Embalado
pelo lento torpor outonal que anuncia o virar de ciclo da estiagem
sonolenta para o ritual despir das árvores, lembro junto à velha
roseira do jardim memórias da infância de veraneante burguês, com toldo ao mês na Praia das Maçãs e nêsperas suculentas nas
árvores da velha quinta.
Lembro
o café do Alcino, durante décadas pensão e café, onde muitos de nós assistimos às
tertúlias nocturnas de Agosto, quando as famílias da capital vinham a
banhos,e se assistia aos shows de
ilusionismo do Xaimix, Merlin de aldeia que fazia chover moedas
das nossas orelhas e, onde durante o
Mundial de Inglaterra, se chegou a pagar para assistir aos jogos, numa
das primeiras televisões que por lá apareceram, abaulada e com
falhas regulares na ligação á Eurovisão, enquanto se bebia um “pirolito”
ou uma Laranjina C.
E
havia o Salão, com cinema e teatro (cinco escudos dois filmes),e os
matraquilhos "ao perde paga",e apanhavam-se enguias no rio, e tocava-se
viola e ficava-se na conversa até ás 5 da manhã encostados aos muros das
casas, até que os galos da manhã cantavam e finalmente um sono
confortante nos esperava.
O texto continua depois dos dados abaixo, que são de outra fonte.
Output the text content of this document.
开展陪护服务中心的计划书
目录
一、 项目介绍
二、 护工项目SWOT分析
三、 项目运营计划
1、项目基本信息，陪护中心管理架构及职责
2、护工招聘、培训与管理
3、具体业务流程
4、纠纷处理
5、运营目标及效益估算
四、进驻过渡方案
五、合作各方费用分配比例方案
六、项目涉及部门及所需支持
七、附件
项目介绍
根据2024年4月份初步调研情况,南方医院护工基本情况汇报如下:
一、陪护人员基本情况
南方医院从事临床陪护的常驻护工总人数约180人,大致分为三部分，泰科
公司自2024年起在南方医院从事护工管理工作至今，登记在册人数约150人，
Era um mundo imutável, previsível, aconchego
de certezas e promessas de felicidade renovada a cada Verão. E assim
passaram anos, e décadas, e a sépia virou cor, as televisões viraram
rectangulares e os toldos ao mês mudaram para Sul.
Como
parecia longa a viagem de 3 horas entre Lisboa e Sintra, por dentro da
Amadora e Massamá (ainda sem prédios),e os carros da Sintra Atlântico e
do Eduardo Jorge, os pêssegos gigantes e as maçãs reinetas, e as noites
cacimbadas a falar de tudo no velho café do Alcino, inventando peças de
teatro que depois se gravava altas horas da noite em bobinas de fita.
Um
dia chegou um tempo novo, madrugada dita redentora, e as árvores viram chegar
novos personagens, novos sons, cartazes nas paredes, caseiros que agora
também se sentavam na mesa dos “senhores de Lisboa”.Várias luas e sóis
passaram, as mesmas árvores e ventos renovaram a sua magia todos os
anos, e de novo cá esperamos, como se da primeira vez se tratasse, mais
um Outono intruso mas familiar, com a brisa leve vinda desse mar oceano
soprando sobre a velha casa cheia de mundos idos e outros ainda a vir.Alguns partiram entretanto, mas continuo a ouvir a voz dizendo que o jantar está pronto, e acorro, neste e em todos os outonos até ao fim.